5 yıllık bir hiatus sonrası herkese merhaba. uzun bir süredir bu xg hakkında canımı sıkan bir şeyler vardı ancak adlandıramıyordum. aslında basit bir sorunun karşılığını görmediğim için başlamıştı, böyle bir istatistikte olmamasına imkan vermediğim bir eksiklik: possession futbol ve transition futbol takımlarının oyun etkisi ve değişkenleri. işim gücüm yok gibi bu kaşıntıya artık karşı koyamayıp ufak bir araştırma yapmaya karar verdim ve sonunda geldiğim nokta, benim canımı sıkan xg değil, xg’yi şimdiki zamanda yorumlayan izleyiciymiş.

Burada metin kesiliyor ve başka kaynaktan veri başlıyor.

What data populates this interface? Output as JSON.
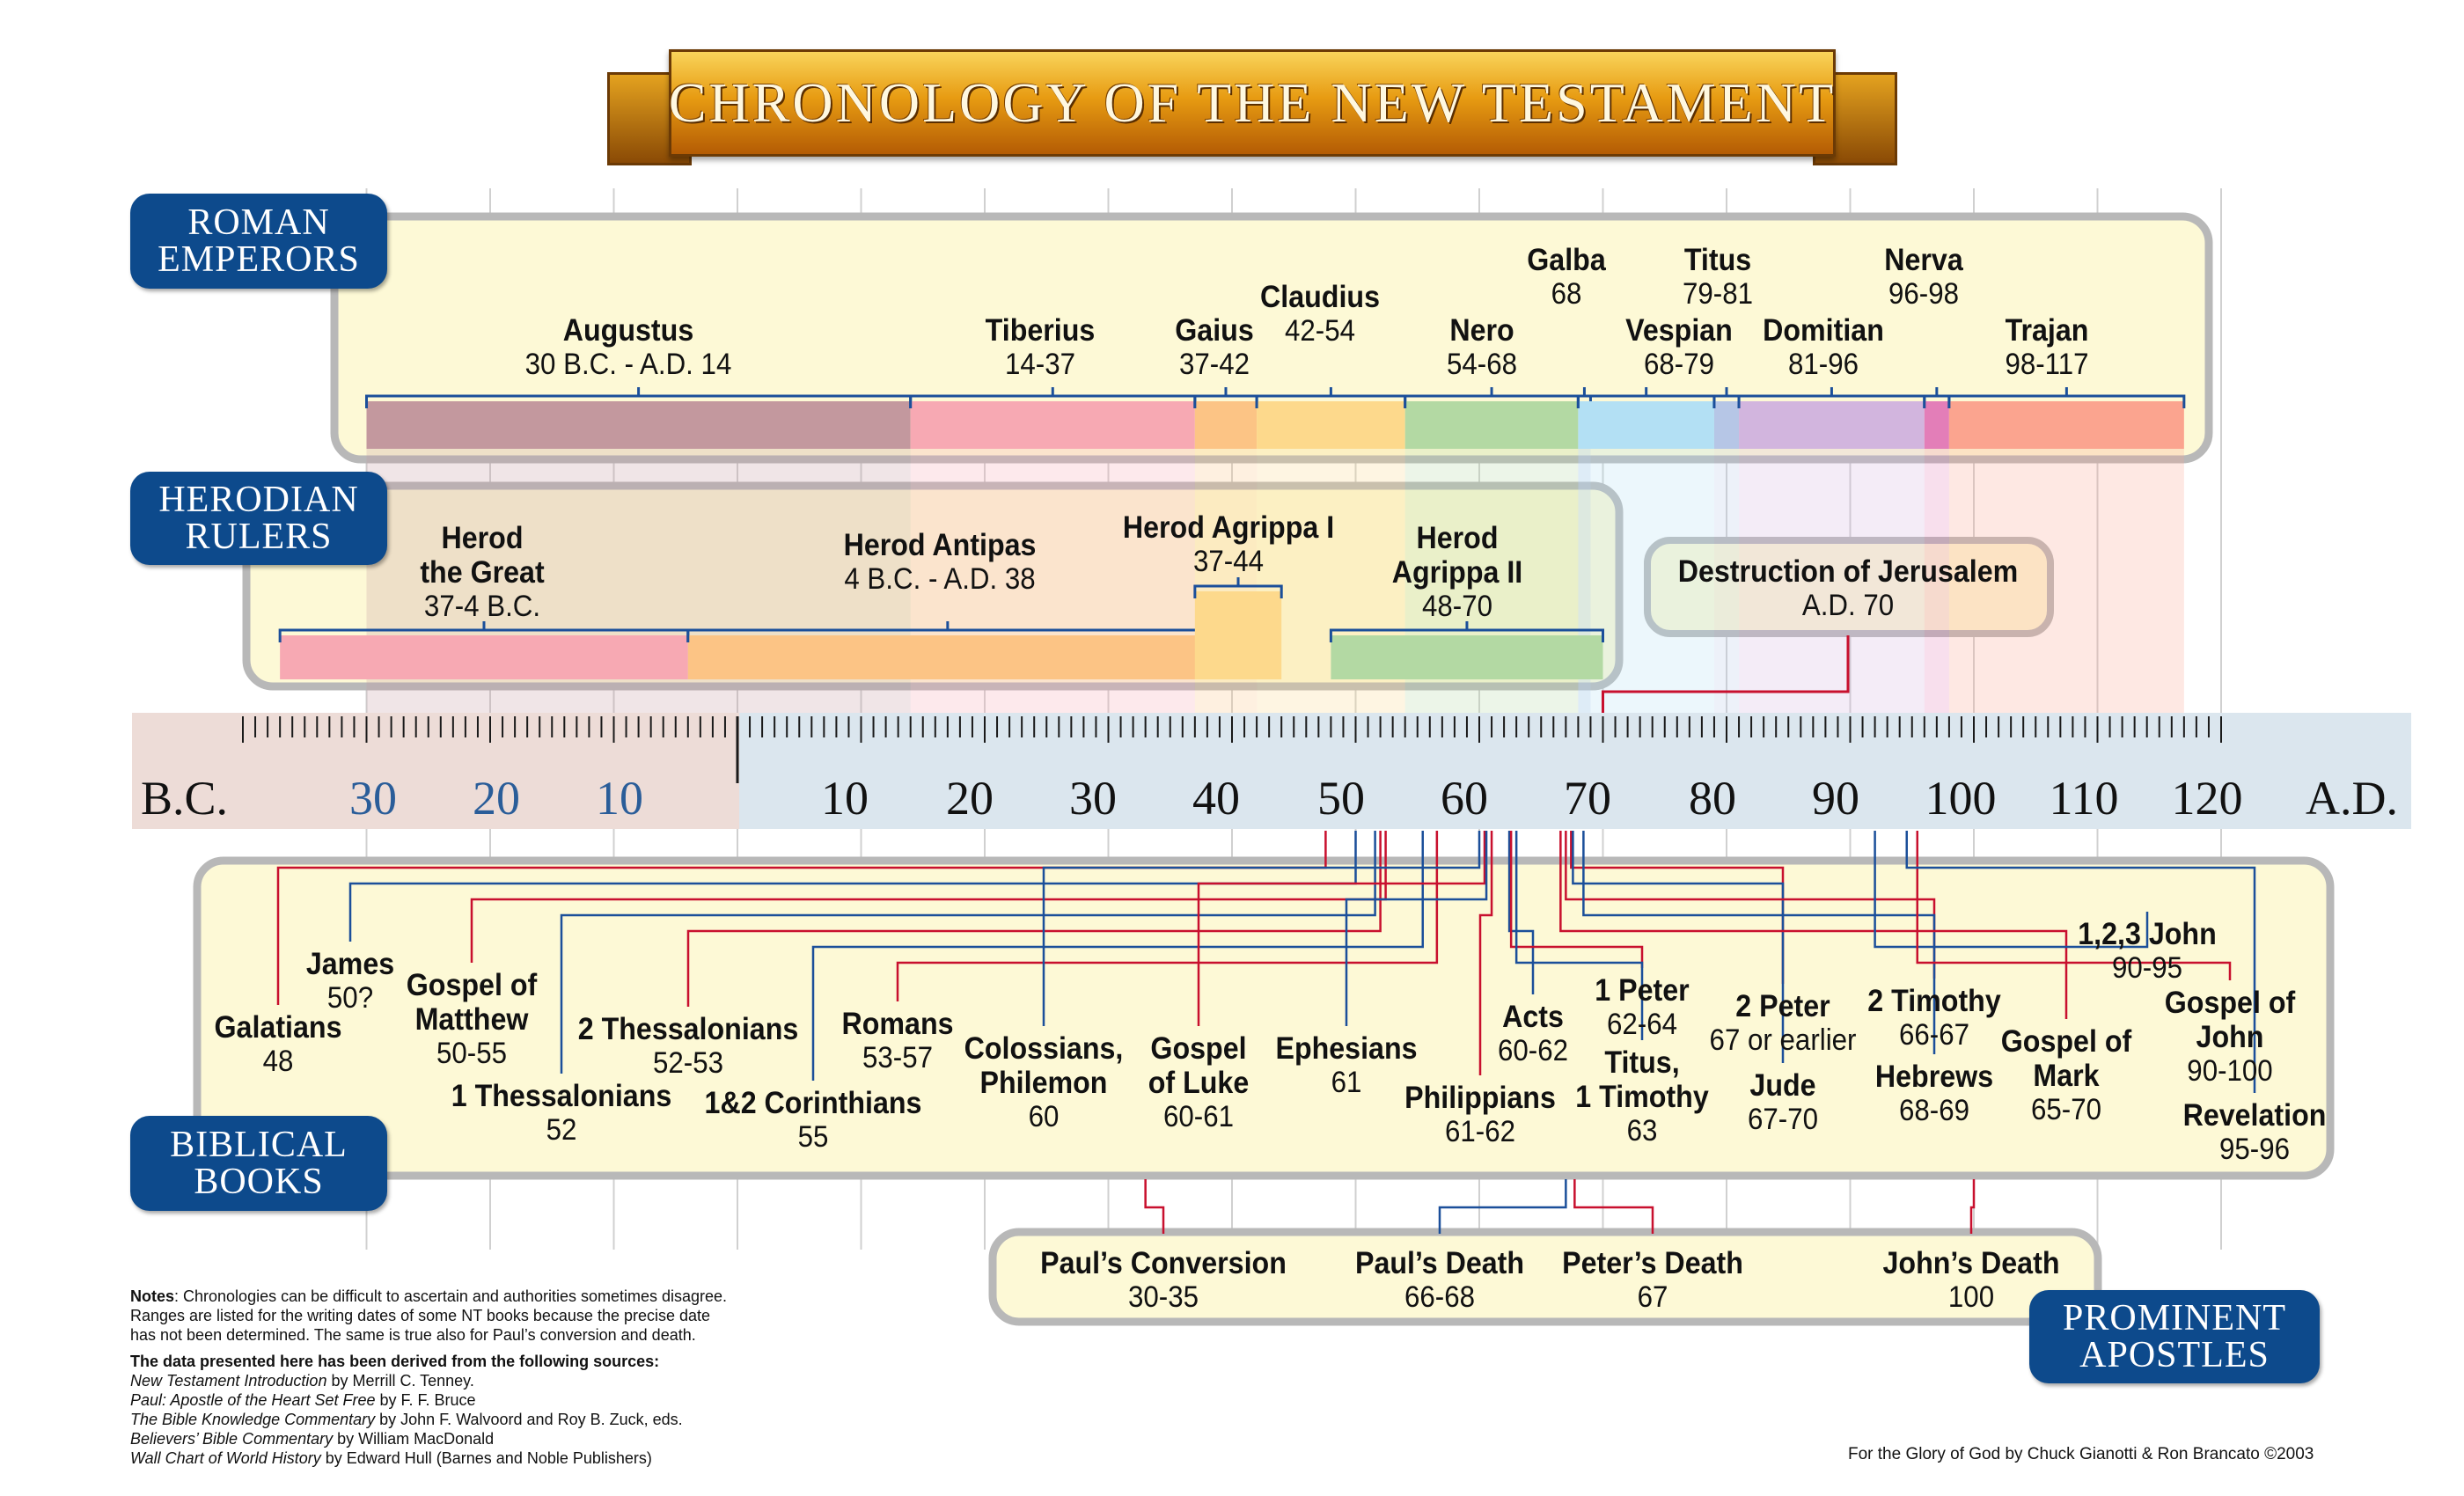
{
  "title": "CHRONOLOGY OF THE NEW TESTAMENT",
  "sections": {
    "roman": [
      "ROMAN",
      "EMPERORS"
    ],
    "herodian": [
      "HERODIAN",
      "RULERS"
    ],
    "biblical": [
      "BIBLICAL",
      "BOOKS"
    ],
    "apostles": [
      "PROMINENT",
      "APOSTLES"
    ]
  },
  "scale": {
    "bc_label": "B.C.",
    "ad_label": "A.D.",
    "bc_ticks": [
      "30",
      "20",
      "10"
    ],
    "ad_ticks": [
      "10",
      "20",
      "30",
      "40",
      "50",
      "60",
      "70",
      "80",
      "90",
      "100",
      "110",
      "120"
    ]
  },
  "emperors": [
    {
      "name": "Augustus",
      "dates": "30 B.C. - A.D. 14",
      "start": -30,
      "end": 14,
      "color": "#c3989e"
    },
    {
      "name": "Tiberius",
      "dates": "14-37",
      "start": 14,
      "end": 37,
      "color": "#f7a9b3"
    },
    {
      "name": "Gaius",
      "dates": "37-42",
      "start": 37,
      "end": 42,
      "color": "#fcc485"
    },
    {
      "name": "Claudius",
      "dates": "42-54",
      "start": 42,
      "end": 54,
      "color": "#fdd98c"
    },
    {
      "name": "Nero",
      "dates": "54-68",
      "start": 54,
      "end": 68,
      "color": "#b3d9a3"
    },
    {
      "name": "Galba",
      "dates": "68",
      "start": 68,
      "end": 69,
      "color": "#b6c6e6"
    },
    {
      "name": "Vespian",
      "dates": "68-79",
      "start": 68,
      "end": 79,
      "color": "#b3e0f4"
    },
    {
      "name": "Titus",
      "dates": "79-81",
      "start": 79,
      "end": 81,
      "color": "#b6c6e6"
    },
    {
      "name": "Domitian",
      "dates": "81-96",
      "start": 81,
      "end": 96,
      "color": "#d2b5de"
    },
    {
      "name": "Nerva",
      "dates": "96-98",
      "start": 96,
      "end": 98,
      "color": "#e37eb8"
    },
    {
      "name": "Trajan",
      "dates": "98-117",
      "start": 98,
      "end": 117,
      "color": "#fba48f"
    }
  ],
  "herods": [
    {
      "name": [
        "Herod",
        "the Great"
      ],
      "dates": "37-4 B.C.",
      "start": -37,
      "end": -4,
      "color": "#f7a9b3"
    },
    {
      "name": [
        "Herod Antipas"
      ],
      "dates": "4 B.C. - A.D. 38",
      "start": -4,
      "end": 38,
      "color": "#fcc485"
    },
    {
      "name": [
        "Herod Agrippa I"
      ],
      "dates": "37-44",
      "start": 37,
      "end": 44,
      "color": "#fdd98c"
    },
    {
      "name": [
        "Herod",
        "Agrippa II"
      ],
      "dates": "48-70",
      "start": 48,
      "end": 70,
      "color": "#b3d9a3"
    }
  ],
  "destruction": {
    "name": "Destruction of Jerusalem",
    "date": "A.D. 70",
    "year": 70
  },
  "books": [
    {
      "name": [
        "Galatians"
      ],
      "dates": "48",
      "year": 48
    },
    {
      "name": [
        "James"
      ],
      "dates": "50?",
      "year": 50
    },
    {
      "name": [
        "Gospel of",
        "Matthew"
      ],
      "dates": "50-55",
      "year": 52
    },
    {
      "name": [
        "1 Thessalonians"
      ],
      "dates": "52",
      "year": 52
    },
    {
      "name": [
        "2 Thessalonians"
      ],
      "dates": "52-53",
      "year": 52
    },
    {
      "name": [
        "1&2 Corinthians"
      ],
      "dates": "55",
      "year": 55
    },
    {
      "name": [
        "Romans"
      ],
      "dates": "53-57",
      "year": 57
    },
    {
      "name": [
        "Colossians,",
        "Philemon"
      ],
      "dates": "60",
      "year": 60
    },
    {
      "name": [
        "Gospel",
        "of Luke"
      ],
      "dates": "60-61",
      "year": 60
    },
    {
      "name": [
        "Ephesians"
      ],
      "dates": "61",
      "year": 61
    },
    {
      "name": [
        "Philippians"
      ],
      "dates": "61-62",
      "year": 61
    },
    {
      "name": [
        "Acts"
      ],
      "dates": "60-62",
      "year": 62
    },
    {
      "name": [
        "1 Peter"
      ],
      "dates": "62-64",
      "year": 63
    },
    {
      "name": [
        "Titus,",
        "1 Timothy"
      ],
      "dates": "63",
      "year": 63
    },
    {
      "name": [
        "2 Peter"
      ],
      "dates": "67 or earlier",
      "year": 67
    },
    {
      "name": [
        "Jude"
      ],
      "dates": "67-70",
      "year": 68
    },
    {
      "name": [
        "2 Timothy"
      ],
      "dates": "66-67",
      "year": 67
    },
    {
      "name": [
        "Hebrews"
      ],
      "dates": "68-69",
      "year": 68
    },
    {
      "name": [
        "Gospel of",
        "Mark"
      ],
      "dates": "65-70",
      "year": 67
    },
    {
      "name": [
        "1,2,3 John"
      ],
      "dates": "90-95",
      "year": 92
    },
    {
      "name": [
        "Gospel of",
        "John"
      ],
      "dates": "90-100",
      "year": 95
    },
    {
      "name": [
        "Revelation"
      ],
      "dates": "95-96",
      "year": 95
    }
  ],
  "apostles": [
    {
      "name": "Paul’s Conversion",
      "dates": "30-35",
      "year": 33
    },
    {
      "name": "Paul’s Death",
      "dates": "66-68",
      "year": 67
    },
    {
      "name": "Peter’s Death",
      "dates": "67",
      "year": 67
    },
    {
      "name": "John’s Death",
      "dates": "100",
      "year": 100
    }
  ],
  "notes": {
    "p1_label": "Notes",
    "p1_lines": [
      ": Chronologies can be difficult to ascertain and authorities sometimes disagree.",
      "Ranges are listed for the writing dates of some NT books because the precise date",
      "has not been determined. The same is true also for Paul’s conversion and death."
    ],
    "sources_heading": "The data presented here has been derived from the following sources:",
    "sources": [
      {
        "title": "New Testament Introduction",
        "author": " by Merrill C. Tenney."
      },
      {
        "title": "Paul: Apostle of the Heart Set Free",
        "author": " by F. F. Bruce"
      },
      {
        "title": "The Bible Knowledge Commentary",
        "author": " by John F. Walvoord and Roy B. Zuck, eds."
      },
      {
        "title": "Believers’ Bible Commentary",
        "author": " by William MacDonald"
      },
      {
        "title": "Wall Chart of World History",
        "author": " by Edward Hull (Barnes and Noble Publishers)"
      }
    ]
  },
  "credit": "For the Glory of God by Chuck Gianotti & Ron Brancato ©2003",
  "colors": {
    "tab": "#0d4a8c",
    "panel": "#fdf9d6",
    "panel_border": "#b3b3b3",
    "bracket": "#1b4f9a",
    "red_line": "#c8102e",
    "blue_line": "#1b4f9a"
  }
}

önce biraz xg’yi açalım. bütün stokastik modeller gibi belli formüllere ve prensiplere dayalı. yani her ne kadar insan faktörünü içine koymaya çalışsa da kendi içinde kapalı bir durumu söz konusu. bunu gözönünde bulunduran istatistikçiler zaten xg’yi günümüzü yorumlamak için ortaya atmamışlar. xg temel olarak bir takımın uzun bir sürelik maçlarını (bir sezon gibi) ele alıp, gelecekteki ilerleyebileceği yolu çizmede fikir sunuyor. bunu yaparken ele aldığı temel veriler 4 adet: şut çekecek kişinin pozisyonu, neresiyle vuracağı (kafa, ayak), pasın türü (orta mı, ara pas mı, duran top mu) ve son olarak pozisyonun nasıl hayat bulduğu (buildup play, top kapma, defansın yerleşme şansı olmuş mu, driplingle devam edilmiş mi).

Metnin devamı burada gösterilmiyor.